Hannah Furian: Studium mit Behinderung – besonders normal?!
Persönlicher Erfahrungsbericht einer ehemaligen Studentin 

Mein Studium begann mit einer Einladung. Sie kam zusammen mit den Zulassungspapieren zum Studium und stammte von der Fachschaft des Reha-Instituts. Man lud mich und meine Mitstudierenden zu einem Kennlernwochenende ein, um uns „Neuen“ den Start in das Studium zu erleichtern. Anfangs war ich etwas skeptisch, wie ich es oft allem ungewohnten und unerwarteten gegenüber bin. Doch schließlich nahm ich teil und traf auf einen sehr netten Kreis von Studierenden, bei denen ich mich sofort herzlich willkommen fühlte.

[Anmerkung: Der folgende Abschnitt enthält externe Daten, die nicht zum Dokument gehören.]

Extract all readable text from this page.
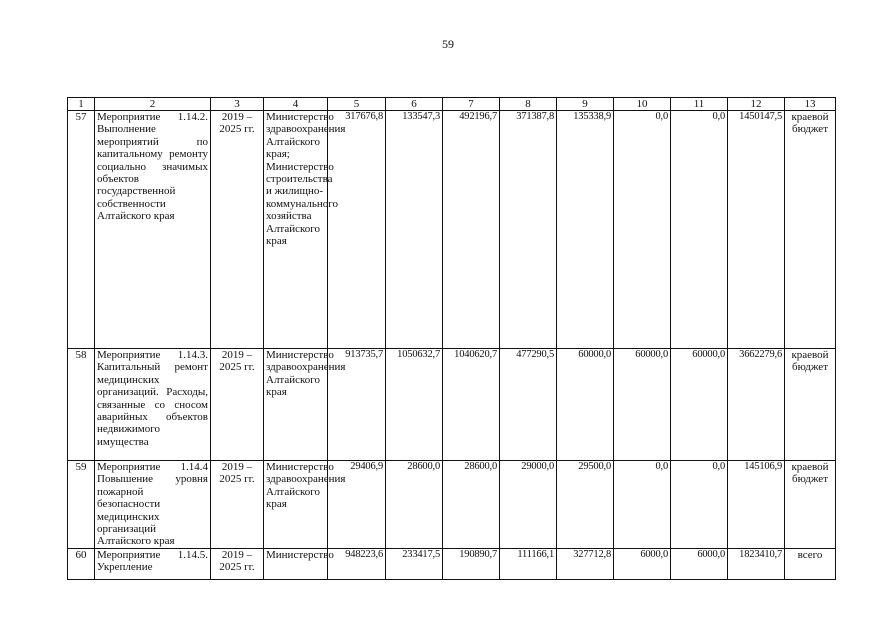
59
1	2	3	4	5	6	7	8	9	10	11	12	13
57	Мероприятие 1.14.2. Выполнение мероприятий по капитальному ремонту социально значимых объектов государственной собственности Алтайского края	2019 – 2025 гг.	Министерство здравоохранения Алтайского края; Министерство строительства и жилищно-коммунального хозяйства Алтайского края	317676,8	133547,3	492196,7	371387,8	135338,9	0,0	0,0	1450147,5	краевой бюджет
58	Мероприятие 1.14.3. Капитальный ремонт медицинских организаций. Расходы, связанные со сносом аварийных объектов недвижимого имущества	2019 – 2025 гг.	Министерство здравоохранения Алтайского края	913735,7	1050632,7	1040620,7	477290,5	60000,0	60000,0	60000,0	3662279,6	краевой бюджет
59	Мероприятие 1.14.4 Повышение уровня пожарной безопасности медицинских организаций Алтайского края	2019 – 2025 гг.	Министерство здравоохранения Алтайского края	29406,9	28600,0	28600,0	29000,0	29500,0	0,0	0,0	145106,9	краевой бюджет
60	Мероприятие 1.14.5. Укрепление	2019 – 2025 гг.	Министерство	948223,6	233417,5	190890,7	111166,1	327712,8	6000,0	6000,0	1823410,7	всего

Am Ende des Wochenendes war ich mir sicherer denn je: Ich kann mein Studium schaffen!
Damals wusste ich noch nicht, dass ich nur ein Jahr später die Fahrt der Fachschaft für die Neueinsteiger mit organisieren und dort einen Workshop zu meinen persönlichen Erfahrungen mit Inklusion und Schule geben würde.
Mein ganzes Studium hindurch waren mir die Menschen in der Fachschaft eine große Stütze und ich selber war auch oft engagiert, obgleich ich nie offiziell Mitglied des Fachschaftrates war. Gemeinsam organisierten wir einige Aktionen, wie z.B. die bundesweite Fachschaftentagung des Fachbereichs Reha, die 2012 bei uns in Berlin mit großem Erfolg stattfand. Der Kontakt zu anderen Studierenden ist immer wichtig für mich gewesen und teilweise sind daraus Freundschaften entstanden.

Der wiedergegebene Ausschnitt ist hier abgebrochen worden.